Adding a little bit more spice to this concoction is support for Miracast and the option for DTH companies to use Android as the base operating system. This means that, users will be able to mirror their devices on the bigger screen via Miracast or browse through the native Android OS running on the OS, without needing any additional hardware.
Will 4K catch on in India?
Talking about India's interest in 4K content, Rajiv Kapur, Managing Director, Broadcom India, says, "Indian's are warming up to 4K content, we aren't laggards and people are walking into showrooms and buying these [4K] televisions."
At the earlier Tata Sky 4K set top box announcement, Vikram Mehra, Chief Commercial Officer at Tata Sky said, "In today's day and age, following global trends is not enough, we try to leapfrog them. 4K is the future for our subscribers."
And the first time you look at a 4K screen the effect is startling. The amount of detail that is possible to see on the screen can be overwhelming and when we looked at HD and 4K content side-by-side, the difference is impossible to ignore.
Most 4K TVs are still really expensive though, costing several lakhs. LG's most expensive 4K TV will set you back by Rs. 17 lakh, for an 85-inch TV. Samsung's 85-inch 4K TV is even more expensive, and will set you back by Rs. 27 lakh. Smaller panels are of course cheaper, but it's the bigger screens that really bring out the difference between 4K and full-HD content.
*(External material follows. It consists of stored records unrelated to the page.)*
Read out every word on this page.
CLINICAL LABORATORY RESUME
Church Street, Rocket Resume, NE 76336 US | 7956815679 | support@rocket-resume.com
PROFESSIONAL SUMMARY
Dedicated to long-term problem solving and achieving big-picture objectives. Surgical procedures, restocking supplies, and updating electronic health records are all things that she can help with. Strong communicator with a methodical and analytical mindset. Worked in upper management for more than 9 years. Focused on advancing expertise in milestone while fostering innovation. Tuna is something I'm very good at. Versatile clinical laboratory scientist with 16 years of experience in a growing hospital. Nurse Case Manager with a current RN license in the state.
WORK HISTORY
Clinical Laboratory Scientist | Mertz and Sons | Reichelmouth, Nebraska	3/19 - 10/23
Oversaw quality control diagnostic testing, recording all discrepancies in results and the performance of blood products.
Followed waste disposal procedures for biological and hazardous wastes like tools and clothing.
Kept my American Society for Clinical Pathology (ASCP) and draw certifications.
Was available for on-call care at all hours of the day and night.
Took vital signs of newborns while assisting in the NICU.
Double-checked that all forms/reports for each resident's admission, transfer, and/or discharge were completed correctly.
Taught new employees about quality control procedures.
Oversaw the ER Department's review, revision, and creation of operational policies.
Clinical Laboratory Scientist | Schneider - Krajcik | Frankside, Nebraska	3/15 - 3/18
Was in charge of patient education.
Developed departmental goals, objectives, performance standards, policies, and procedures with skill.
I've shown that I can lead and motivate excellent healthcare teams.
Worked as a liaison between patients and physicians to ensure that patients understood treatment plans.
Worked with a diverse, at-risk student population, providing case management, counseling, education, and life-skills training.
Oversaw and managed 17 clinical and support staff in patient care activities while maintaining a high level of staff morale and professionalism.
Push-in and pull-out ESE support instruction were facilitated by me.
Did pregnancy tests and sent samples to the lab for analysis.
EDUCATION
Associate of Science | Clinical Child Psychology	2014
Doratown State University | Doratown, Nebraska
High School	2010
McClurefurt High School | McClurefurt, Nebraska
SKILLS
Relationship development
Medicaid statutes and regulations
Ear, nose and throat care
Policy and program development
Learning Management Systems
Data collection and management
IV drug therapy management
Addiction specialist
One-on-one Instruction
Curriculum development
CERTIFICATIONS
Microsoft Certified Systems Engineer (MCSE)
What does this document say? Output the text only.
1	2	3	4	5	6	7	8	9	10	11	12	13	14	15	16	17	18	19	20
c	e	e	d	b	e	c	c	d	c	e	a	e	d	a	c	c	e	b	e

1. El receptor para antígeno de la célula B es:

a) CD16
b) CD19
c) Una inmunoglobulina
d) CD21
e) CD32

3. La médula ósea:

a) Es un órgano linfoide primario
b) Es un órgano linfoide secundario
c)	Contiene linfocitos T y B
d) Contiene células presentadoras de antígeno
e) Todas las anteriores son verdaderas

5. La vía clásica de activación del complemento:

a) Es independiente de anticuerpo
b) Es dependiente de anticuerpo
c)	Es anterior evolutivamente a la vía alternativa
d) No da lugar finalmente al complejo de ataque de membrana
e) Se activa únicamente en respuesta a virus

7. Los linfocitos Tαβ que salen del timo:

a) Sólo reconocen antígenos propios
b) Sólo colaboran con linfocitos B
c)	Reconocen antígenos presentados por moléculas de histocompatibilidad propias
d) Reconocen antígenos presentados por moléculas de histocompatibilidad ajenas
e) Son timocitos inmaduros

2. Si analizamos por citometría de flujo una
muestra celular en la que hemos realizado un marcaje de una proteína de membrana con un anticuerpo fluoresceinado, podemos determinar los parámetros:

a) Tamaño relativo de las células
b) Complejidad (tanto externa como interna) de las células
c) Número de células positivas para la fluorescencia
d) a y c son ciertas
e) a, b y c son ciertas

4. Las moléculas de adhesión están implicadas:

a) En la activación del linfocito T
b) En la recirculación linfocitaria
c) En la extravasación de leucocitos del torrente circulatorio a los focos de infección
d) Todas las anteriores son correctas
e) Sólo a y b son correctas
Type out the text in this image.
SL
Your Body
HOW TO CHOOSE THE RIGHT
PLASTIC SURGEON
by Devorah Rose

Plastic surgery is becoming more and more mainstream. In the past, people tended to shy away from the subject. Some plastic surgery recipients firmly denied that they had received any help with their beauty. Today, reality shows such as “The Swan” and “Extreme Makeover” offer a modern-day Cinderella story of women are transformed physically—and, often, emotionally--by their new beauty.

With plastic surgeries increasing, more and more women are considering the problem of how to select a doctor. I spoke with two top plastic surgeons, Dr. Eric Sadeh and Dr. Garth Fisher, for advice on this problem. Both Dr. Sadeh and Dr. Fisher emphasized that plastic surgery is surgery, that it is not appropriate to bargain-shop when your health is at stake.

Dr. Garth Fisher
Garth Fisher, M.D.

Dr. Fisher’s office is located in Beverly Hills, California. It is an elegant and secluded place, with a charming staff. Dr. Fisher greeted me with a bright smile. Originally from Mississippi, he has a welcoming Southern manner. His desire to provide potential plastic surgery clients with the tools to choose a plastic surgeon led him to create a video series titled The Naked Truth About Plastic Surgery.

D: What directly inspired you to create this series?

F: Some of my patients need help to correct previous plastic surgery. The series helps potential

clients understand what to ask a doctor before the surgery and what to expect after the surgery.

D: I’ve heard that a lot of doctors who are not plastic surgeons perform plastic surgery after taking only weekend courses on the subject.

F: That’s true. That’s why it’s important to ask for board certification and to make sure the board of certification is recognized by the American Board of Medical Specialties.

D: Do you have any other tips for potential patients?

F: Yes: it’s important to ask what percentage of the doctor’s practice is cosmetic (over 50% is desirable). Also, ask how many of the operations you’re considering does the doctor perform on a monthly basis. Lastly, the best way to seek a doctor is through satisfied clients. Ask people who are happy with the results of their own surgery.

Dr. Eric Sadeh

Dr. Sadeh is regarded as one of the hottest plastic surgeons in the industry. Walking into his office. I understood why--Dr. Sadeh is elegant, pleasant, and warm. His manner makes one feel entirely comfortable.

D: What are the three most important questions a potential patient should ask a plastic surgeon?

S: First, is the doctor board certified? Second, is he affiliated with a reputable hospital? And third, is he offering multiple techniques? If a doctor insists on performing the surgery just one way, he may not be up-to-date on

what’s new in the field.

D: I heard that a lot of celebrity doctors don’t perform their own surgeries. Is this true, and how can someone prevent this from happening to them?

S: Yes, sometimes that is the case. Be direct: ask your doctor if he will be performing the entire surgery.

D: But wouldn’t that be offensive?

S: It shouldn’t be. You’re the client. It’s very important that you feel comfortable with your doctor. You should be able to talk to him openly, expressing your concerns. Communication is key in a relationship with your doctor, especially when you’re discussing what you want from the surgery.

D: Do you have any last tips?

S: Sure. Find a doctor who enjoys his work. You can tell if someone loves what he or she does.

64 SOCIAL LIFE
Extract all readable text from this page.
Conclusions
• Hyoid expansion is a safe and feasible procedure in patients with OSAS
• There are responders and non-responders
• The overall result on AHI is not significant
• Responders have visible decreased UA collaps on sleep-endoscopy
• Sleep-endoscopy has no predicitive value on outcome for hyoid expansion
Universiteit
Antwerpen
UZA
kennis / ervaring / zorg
In the face of these prices, should you upgrade to a 4K television right now? The answer is simple. If you are a sports enthusiast and have a ton of money to spare, then by all means please buy a 4K television. Else, refrain from doing so considering that the cheapest of these televisions cost upwards of two lakh rupees, and 4K content is still very limited, and will be for some time.